Malawi Medical Journal, Vol. 30, No. 4, 2018, pp. 256-261

 en Prevalence of malaria in HIV positive and HIV negative pregnant women attending antenatal clinics in south eastern Nigeria
Ezeoke, Uchechukwu; Ndu, Anne; Omotowo, Babatunde; Okoye, Micheal; Mbachu, Chinyere & Agwu-Umahi, Olanike


Globally, malaria in pregnancy is a public health challenge. Malaria and HIV are among the two most important diseases contributing to the global health burden of our time. HIV positive pregnant women are at increased risk of all the adverse outcomes of malaria in pregnancy.
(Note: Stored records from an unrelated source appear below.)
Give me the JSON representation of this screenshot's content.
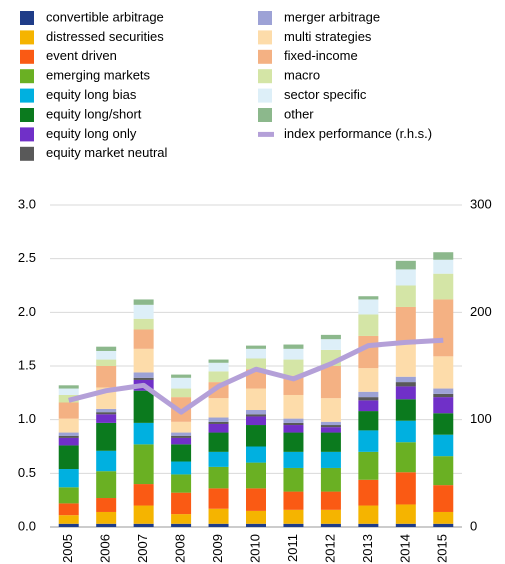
{
  "chart_data": {
    "type": "bar",
    "categories": [
      "2005",
      "2006",
      "2007",
      "2008",
      "2009",
      "2010",
      "2011",
      "2012",
      "2013",
      "2014",
      "2015"
    ],
    "series": [
      {
        "name": "convertible arbitrage",
        "color": "#1f3c88",
        "values": [
          0.03,
          0.03,
          0.03,
          0.03,
          0.03,
          0.03,
          0.03,
          0.03,
          0.03,
          0.03,
          0.03
        ]
      },
      {
        "name": "distressed securities",
        "color": "#f5b400",
        "values": [
          0.08,
          0.11,
          0.17,
          0.09,
          0.14,
          0.12,
          0.13,
          0.13,
          0.17,
          0.18,
          0.11
        ]
      },
      {
        "name": "event driven",
        "color": "#fa5a14",
        "values": [
          0.11,
          0.13,
          0.2,
          0.2,
          0.19,
          0.21,
          0.17,
          0.17,
          0.24,
          0.3,
          0.25
        ]
      },
      {
        "name": "emerging markets",
        "color": "#6ab023",
        "values": [
          0.15,
          0.25,
          0.37,
          0.17,
          0.2,
          0.24,
          0.22,
          0.22,
          0.26,
          0.28,
          0.27
        ]
      },
      {
        "name": "equity long bias",
        "color": "#00b0e0",
        "values": [
          0.17,
          0.19,
          0.2,
          0.12,
          0.14,
          0.15,
          0.15,
          0.15,
          0.2,
          0.2,
          0.2
        ]
      },
      {
        "name": "equity long/short",
        "color": "#0b7a1e",
        "values": [
          0.22,
          0.26,
          0.3,
          0.16,
          0.18,
          0.2,
          0.18,
          0.18,
          0.18,
          0.2,
          0.2
        ]
      },
      {
        "name": "equity long only",
        "color": "#7030c8",
        "values": [
          0.07,
          0.08,
          0.1,
          0.06,
          0.08,
          0.08,
          0.07,
          0.05,
          0.1,
          0.12,
          0.15
        ]
      },
      {
        "name": "equity market neutral",
        "color": "#595959",
        "values": [
          0.02,
          0.02,
          0.02,
          0.02,
          0.02,
          0.02,
          0.02,
          0.02,
          0.03,
          0.04,
          0.03
        ]
      },
      {
        "name": "merger arbitrage",
        "color": "#9da2d6",
        "values": [
          0.03,
          0.03,
          0.05,
          0.03,
          0.04,
          0.04,
          0.04,
          0.03,
          0.05,
          0.05,
          0.05
        ]
      },
      {
        "name": "multi strategies",
        "color": "#fddcaa",
        "values": [
          0.13,
          0.2,
          0.22,
          0.1,
          0.18,
          0.2,
          0.22,
          0.22,
          0.22,
          0.3,
          0.3
        ]
      },
      {
        "name": "fixed-income",
        "color": "#f4b183",
        "values": [
          0.15,
          0.2,
          0.18,
          0.23,
          0.15,
          0.18,
          0.18,
          0.3,
          0.3,
          0.35,
          0.53
        ]
      },
      {
        "name": "macro",
        "color": "#d4e5a6",
        "values": [
          0.07,
          0.06,
          0.1,
          0.08,
          0.1,
          0.1,
          0.15,
          0.15,
          0.2,
          0.2,
          0.24
        ]
      },
      {
        "name": "sector specific",
        "color": "#ddeff8",
        "values": [
          0.06,
          0.08,
          0.13,
          0.1,
          0.08,
          0.09,
          0.1,
          0.1,
          0.14,
          0.15,
          0.13
        ]
      },
      {
        "name": "other",
        "color": "#8cb88c",
        "values": [
          0.03,
          0.04,
          0.05,
          0.03,
          0.03,
          0.03,
          0.04,
          0.04,
          0.03,
          0.08,
          0.07
        ]
      },
      {
        "name": "index performance (r.h.s.)",
        "color": "#b4a0d8",
        "type": "line",
        "axis": "y2",
        "values": [
          118,
          127,
          132,
          107,
          131,
          147,
          138,
          152,
          169,
          172,
          174
        ]
      }
    ],
    "ylim": [
      0,
      3
    ],
    "yticks": [
      {
        "value": 0,
        "label": "0.0"
      },
      {
        "value": 0.5,
        "label": "0.5"
      },
      {
        "value": 1,
        "label": "1.0"
      },
      {
        "value": 1.5,
        "label": "1.5"
      },
      {
        "value": 2,
        "label": "2.0"
      },
      {
        "value": 2.5,
        "label": "2.5"
      },
      {
        "value": 3,
        "label": "3.0"
      }
    ],
    "y2lim": [
      0,
      300
    ],
    "y2ticks": [
      0,
      100,
      200,
      300
    ],
    "grid": true
  }
}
The objective of this study was to compare malaria parasitaemia between HIV positive and HIV negative pregnant women attending antenatal clinics offering Preventing Maternal to Child Transmission (PMTCT) services in Enugu metropolis, south-eastern Nigeria.
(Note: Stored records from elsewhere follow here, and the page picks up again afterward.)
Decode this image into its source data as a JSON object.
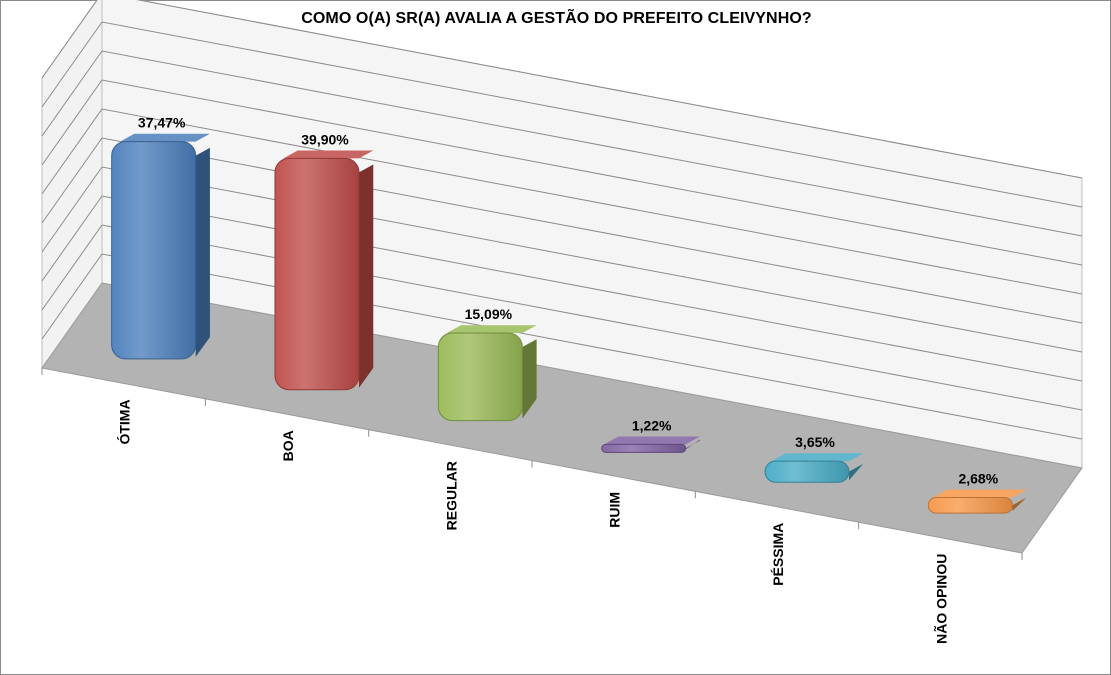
{
  "chart_data": {
    "type": "bar",
    "title": "COMO O(A) SR(A) AVALIA A GESTÃO DO PREFEITO CLEIVYNHO?",
    "categories": [
      "ÓTIMA",
      "BOA",
      "REGULAR",
      "RUIM",
      "PÉSSIMA",
      "NÃO OPINOU"
    ],
    "values": [
      37.47,
      39.9,
      15.09,
      1.22,
      3.65,
      2.68
    ],
    "data_labels": [
      "37,47%",
      "39,90%",
      "15,09%",
      "1,22%",
      "3,65%",
      "2,68%"
    ],
    "colors": [
      "#4a7ebb",
      "#be4b48",
      "#98b954",
      "#7d60a0",
      "#46aac5",
      "#f79646"
    ],
    "three_d": true,
    "grid": true,
    "legend": "none"
  }
}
A descriptive cross sectional study was conducted among 200 HIV positive and 200 HIV negative pregnant women attending antenatal clinics in Enugu. Two out of five hospitals that provide PMTCT services were selected through balloting. Finger pricked blood samples were collected and thick blood films were examined for malaria parasite using giemsa expert microscopy. A structured interviewer administered questionnaire was used for data collection. Data was analysed using SPSS version 22.
The HIV positive pregnant women (152) (76%) and HIV negative women (137) (68.5%) studied were mostly in the age range of 25-34 years. Mean gestational age of HIV positive and HIV negative participants were 23.4±10.7 and 23.2±10.1 weeks respectively (P=0.001). The prevalence of malaria infection among HIV positive pregnant mothers was 81% (162/200) and 75% (150/200) among HIV negative pregnant women (P < 0.001). The HIV positive mothers had more moderate parasitaemia (86/200: 53.1%) compared to 43/200: 28.7% in HIV negative mothers (P<0.001). Even though more HIV positive mothers (54.5%) used insecticide treated nets ITNs during pregnancy compared to 41.5% in HIV negative mothers, moderate malaria parasitaemia was higher in HIV positive mothers. HIV positive nulliparous pregnant women had the highest rate of malaria parasitaemia (32/36: 88.9%).
Moderate malaria parasitaemia was higher among HIV positive pregnant women. All malaria preventive strategies should be intensified in pregnancy as ITNs provided little protection.